Deje de calentar su máquina y empiece a calentar sus sensores.
Al construir sensores biológicos, lo que se desea es que el calor llegue al sustrato. Nada más. No se quiere que el calor afecte las paredes de la máquina.
El problema es que las lámparas infrarrojas convencionales emiten calor en todas direcciones. Si se trabaja dentro de una carcasa semiconductora compacta, esas paredes actúan como esponjas que absorben toda esa energía innecesaria. A esto lo llamamos “síndrome de paredes calientes”. Es un problema grave: no solo hace que la carcasa sea peligrosa para tocarla, sino que también afecta la calibración de los sensores, ya que la temperatura no permanece estable.
La solución está en dirigir el calor hacia donde realmente se necesita.
En lugar de usar tubos de cuarzo comunes, utilizamos reflectores y recubrimientos especializados que dirigen la energía infrarroja hacia el objetivo. Piénselo como cambiar una bombilla por una linterna: al concentrar el haz de luz, logramos dirigir toda la energía exactamente al lugar deseado.
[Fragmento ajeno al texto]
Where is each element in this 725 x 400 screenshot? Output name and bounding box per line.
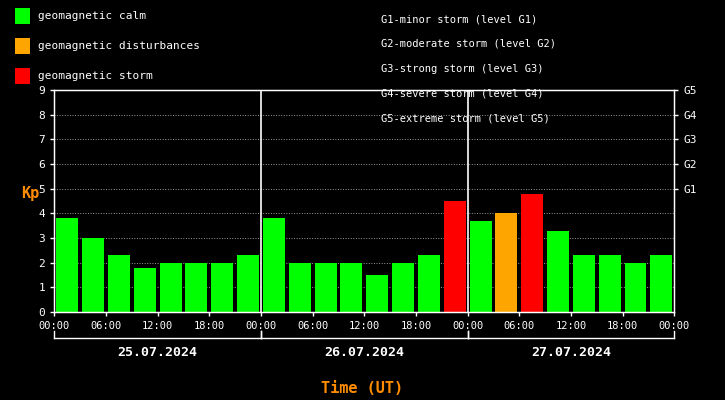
Text: G2-moderate storm (level G2): G2-moderate storm (level G2)	[381, 39, 555, 49]
Bar	[341, 263, 362, 312]
Bar	[650, 255, 672, 312]
Bar	[392, 263, 414, 312]
Bar	[315, 263, 336, 312]
Bar	[211, 263, 233, 312]
Text: geomagnetic storm: geomagnetic storm	[38, 71, 152, 81]
Text: G4-severe storm (level G4): G4-severe storm (level G4)	[381, 88, 543, 98]
Text: 26.07.2024: 26.07.2024	[324, 346, 405, 359]
Bar	[263, 218, 285, 312]
Text: geomagnetic disturbances: geomagnetic disturbances	[38, 41, 199, 51]
Bar	[495, 213, 518, 312]
Bar	[470, 221, 492, 312]
Text: G5-extreme storm (level G5): G5-extreme storm (level G5)	[381, 113, 550, 123]
Bar	[521, 194, 543, 312]
Y-axis label: Kp: Kp	[21, 186, 39, 201]
Text: Time (UT): Time (UT)	[321, 381, 404, 396]
Bar	[366, 275, 388, 312]
Bar	[599, 255, 621, 312]
Bar	[289, 263, 311, 312]
Bar	[108, 255, 130, 312]
Bar	[573, 255, 594, 312]
Bar	[547, 230, 569, 312]
Bar	[237, 255, 259, 312]
Text: G1-minor storm (level G1): G1-minor storm (level G1)	[381, 14, 537, 24]
Text: 27.07.2024: 27.07.2024	[531, 346, 611, 359]
Bar	[82, 238, 104, 312]
Bar	[444, 201, 465, 312]
Text: G3-strong storm (level G3): G3-strong storm (level G3)	[381, 64, 543, 74]
Bar	[134, 268, 156, 312]
Bar	[624, 263, 647, 312]
Text: 25.07.2024: 25.07.2024	[117, 346, 198, 359]
Text: geomagnetic calm: geomagnetic calm	[38, 11, 146, 21]
Bar	[160, 263, 181, 312]
Bar	[186, 263, 207, 312]
Bar	[57, 218, 78, 312]
Bar	[418, 255, 440, 312]
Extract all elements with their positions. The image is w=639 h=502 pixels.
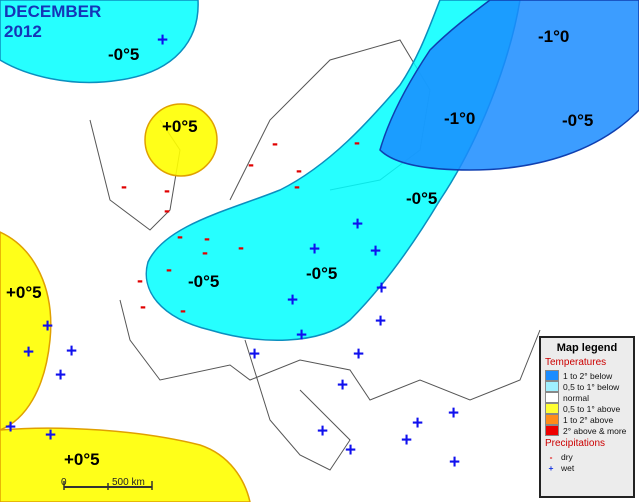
scale-bar: 0 500 km — [61, 477, 153, 490]
anomaly-label: +0°5 — [6, 283, 42, 302]
legend-item-label: normal — [563, 392, 589, 403]
legend-item-label: wet — [561, 462, 575, 473]
anomaly-label: -1°0 — [538, 27, 569, 46]
wet-marker: + — [42, 316, 53, 337]
legend-swatch — [545, 403, 559, 414]
legend-temperature-item: 0,5 to 1° above — [545, 403, 629, 414]
legend-symbol: - — [549, 451, 553, 462]
legend-precip-item: - dry — [545, 451, 629, 462]
dry-marker: - — [137, 270, 143, 290]
anomaly-label: -0°5 — [188, 272, 219, 291]
legend-swatch — [545, 381, 559, 392]
legend-precip-heading: Precipitations — [545, 438, 606, 449]
anomaly-label: -0°5 — [108, 45, 139, 64]
wet-marker: + — [55, 365, 66, 386]
legend-item-label: 0,5 to 1° above — [563, 403, 621, 414]
anomaly-label: +0°5 — [162, 117, 198, 136]
dry-marker: - — [140, 296, 146, 316]
dry-marker: - — [354, 132, 360, 152]
anomaly-label: -0°5 — [562, 111, 593, 130]
dry-marker: - — [166, 259, 172, 279]
dry-marker: - — [296, 160, 302, 180]
wet-marker: + — [375, 311, 386, 332]
anomaly-label: -1°0 — [444, 109, 475, 128]
dry-marker: - — [164, 180, 170, 200]
wet-marker: + — [376, 278, 387, 299]
wet-marker: + — [45, 425, 56, 446]
legend-item-label: 2° above & more — [563, 425, 627, 436]
dry-marker: - — [180, 300, 186, 320]
legend-temperature-item: 0,5 to 1° below — [545, 381, 629, 392]
wet-marker: + — [345, 440, 356, 461]
dry-marker: - — [238, 237, 244, 257]
map-legend: Map legend Temperatures 1 to 2° below 0,5… — [539, 336, 635, 498]
dry-marker: - — [294, 176, 300, 196]
legend-item-label: 1 to 2° above — [563, 414, 614, 425]
dry-marker: - — [248, 154, 254, 174]
wet-marker: + — [370, 241, 381, 262]
dry-marker: - — [204, 228, 210, 248]
scale-distance: 500 km — [112, 477, 145, 488]
legend-item-label: dry — [561, 451, 573, 462]
dry-marker: - — [164, 200, 170, 220]
legend-temperature-item: normal — [545, 392, 629, 403]
title-month: DECEMBER — [4, 2, 102, 21]
scale-zero: 0 — [61, 477, 67, 488]
wet-marker: + — [249, 344, 260, 365]
dry-marker: - — [202, 242, 208, 262]
legend-temperature-item: 1 to 2° above — [545, 414, 629, 425]
dry-marker: - — [121, 176, 127, 196]
region-warm-north-africa — [0, 427, 251, 502]
anomaly-label: -0°5 — [406, 189, 437, 208]
legend-swatch — [545, 425, 559, 436]
region-warm-iberia — [0, 231, 52, 431]
anomaly-label: -0°5 — [306, 264, 337, 283]
wet-marker: + — [401, 430, 412, 451]
legend-item-label: 1 to 2° below — [563, 370, 613, 381]
legend-swatch — [545, 414, 559, 425]
wet-marker: + — [337, 375, 348, 396]
wet-marker: + — [448, 403, 459, 424]
wet-marker: + — [5, 417, 16, 438]
legend-swatch — [545, 370, 559, 381]
dry-marker: - — [272, 133, 278, 153]
wet-marker: + — [412, 413, 423, 434]
anomaly-label: +0°5 — [64, 450, 100, 469]
wet-marker: + — [309, 239, 320, 260]
wet-marker: + — [23, 342, 34, 363]
title-year: 2012 — [4, 22, 42, 41]
wet-marker: + — [296, 325, 307, 346]
region-cold-east — [379, 0, 639, 171]
dry-marker: - — [177, 226, 183, 246]
legend-precip-item: + wet — [545, 462, 629, 473]
wet-marker: + — [287, 290, 298, 311]
legend-swatch — [545, 392, 559, 403]
region-cold-north-atlantic — [0, 0, 199, 84]
legend-temperature-item: 1 to 2° below — [545, 370, 629, 381]
map-title: DECEMBER 2012 — [4, 2, 101, 42]
legend-title: Map legend — [556, 342, 618, 354]
wet-marker: + — [66, 341, 77, 362]
wet-marker: + — [449, 452, 460, 473]
wet-marker: + — [317, 421, 328, 442]
legend-item-label: 0,5 to 1° below — [563, 381, 620, 392]
legend-temperature-list: 1 to 2° below 0,5 to 1° below normal 0,5 to… — [545, 370, 629, 436]
wet-marker: + — [353, 344, 364, 365]
legend-symbol: + — [548, 462, 554, 473]
wet-marker: + — [157, 30, 168, 51]
wet-marker: + — [352, 214, 363, 235]
legend-temperatures-heading: Temperatures — [545, 357, 607, 368]
region-warm-scotland — [144, 103, 218, 177]
legend-precip-list: - dry + wet — [545, 451, 629, 473]
legend-temperature-item: 2° above & more — [545, 425, 629, 436]
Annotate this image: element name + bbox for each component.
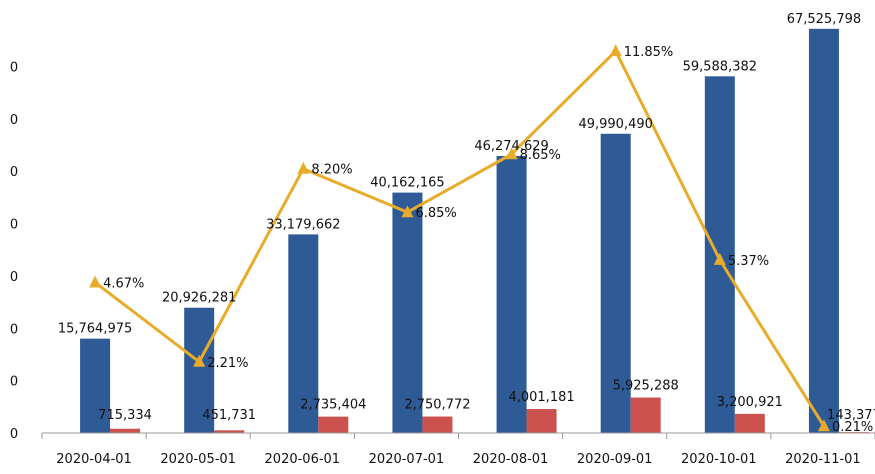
data-label-line: 8.65% [520,148,561,163]
bar-series1 [496,156,527,433]
y-tick-label: 0 [10,113,18,128]
x-category-label: 2020-05-01 [160,452,236,467]
data-label-series2: 715,334 [98,408,152,423]
y-tick-label: 0 [10,270,18,285]
x-category-label: 2020-06-01 [265,452,341,467]
data-label-series2: 2,750,772 [404,398,470,413]
data-label-line: 2.21% [207,356,248,371]
line-marker-triangle [89,275,102,288]
bar-series2 [422,416,453,433]
line-marker-triangle [297,161,310,174]
data-label-series2: 451,731 [202,408,256,423]
data-label-series2: 4,001,181 [508,390,574,405]
bar-series2 [214,430,245,433]
x-category-label: 2020-08-01 [473,452,549,467]
data-label-series2: 2,735,404 [300,398,366,413]
data-label-line: 0.21% [832,420,873,435]
bar-series1 [808,28,839,433]
data-label-line: 4.67% [103,276,144,291]
data-label-series1: 20,926,281 [162,291,236,306]
data-label-series1: 67,525,798 [787,12,861,27]
x-category-label: 2020-04-01 [56,452,132,467]
line-marker-triangle [505,147,518,160]
bar-series1 [288,234,319,433]
data-label-line: 8.20% [311,163,352,178]
data-label-series1: 59,588,382 [683,59,757,74]
bar-series1 [80,338,111,433]
data-label-series1: 46,274,629 [474,139,548,154]
y-axis-ticks: 0 0 0 0 0 0 0 0 [10,60,18,442]
y-tick-label: 0 [10,427,18,442]
data-label-series1: 40,162,165 [370,176,444,191]
y-tick-label: 0 [10,218,18,233]
bar-series2 [318,416,349,433]
data-label-series2: 3,200,921 [717,395,783,410]
bar-series2 [630,397,661,433]
bar-series1 [600,133,631,433]
data-label-series1: 33,179,662 [266,217,340,232]
x-category-label: 2020-07-01 [369,452,445,467]
data-label-series1: 15,764,975 [58,322,132,337]
data-label-line: 11.85% [624,45,674,60]
bar-series2 [526,409,557,433]
data-label-line: 5.37% [728,254,769,269]
x-axis-categories: 2020-04-01 2020-05-01 2020-06-01 2020-07-01… [56,452,860,467]
line-marker-triangle [193,354,206,367]
data-label-line: 6.85% [415,206,456,221]
line-marker-triangle [713,252,726,265]
line-marker-triangle [401,205,414,218]
x-category-label: 2020-10-01 [681,452,757,467]
y-tick-label: 0 [10,375,18,390]
y-tick-label: 0 [10,322,18,337]
data-label-series2: 5,925,288 [613,379,679,394]
x-category-label: 2020-09-01 [577,452,653,467]
bar-series2 [110,428,141,433]
y-tick-label: 0 [10,165,18,180]
bar-series1 [184,307,215,433]
x-axis [41,432,875,439]
line-series [89,44,830,432]
line-marker-triangle [817,419,830,432]
line-marker-triangle [609,44,622,57]
bar-series1 [392,192,423,433]
bar-series [80,28,869,433]
x-category-label: 2020-11-01 [785,452,861,467]
data-label-series1: 49,990,490 [578,117,652,132]
data-labels: 15,764,975 715,334 20,926,281 451,731 33,179… [58,12,875,435]
data-label-series2: 143,377 [827,408,875,423]
bar-series2 [734,413,765,433]
y-tick-label: 0 [10,60,18,75]
line-path [94,49,826,428]
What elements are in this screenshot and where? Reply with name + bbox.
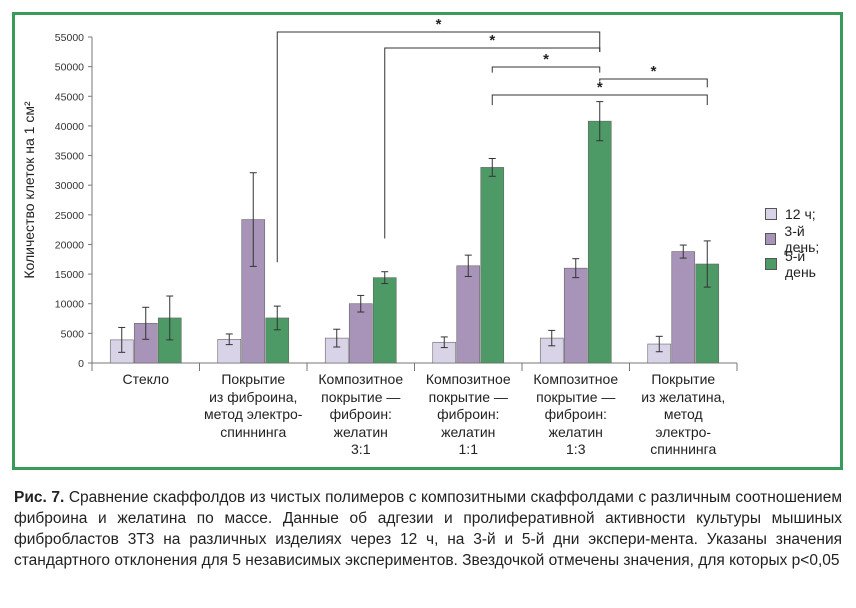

Ya no hay ondas que reboten contra las paredes. Las carcasas metálicas ya no se calientan tanto. La energía va directamente al material del sensor, dejando tranquilo al aire y a la estructura en general.
Esto simplifica mucho todo el proceso.
Dado que el calor no se dispersa por todas partes, no es necesario utilizar aislantes pesados en la máquina. Tampoco es necesario usar ventiladores voluminosos, lo cual es una gran ventaja, ya que los ventiladores suelen llevar polvo y contaminantes directamente al área de trabajo.
Pero hay algo importante que tener en cuenta: cuando se concentra el haz de luz de esta manera, el calor en el punto focal es intenso. Si se utiliza una lámpara de alta potencia sin ajustar adecuadamente el tiempo o la distancia, es probable que se dañe el sustrato. Hay que encontrar ese equilibrio entre la intensidad del haz y lo que realmente puede soportar el material.
En resumen: deja de desperdiciar energía en calentamientos innecesarios.
Se obtiene la misma velocidad de calentamiento, pero la factura de electricidad disminuye. Lo más importante es que la vida se vuelve más simple. Ya no hay necesidad de preocuparse por si la carcasa podría quemar a alguien; se puede concentrar en la precisión de los sensores.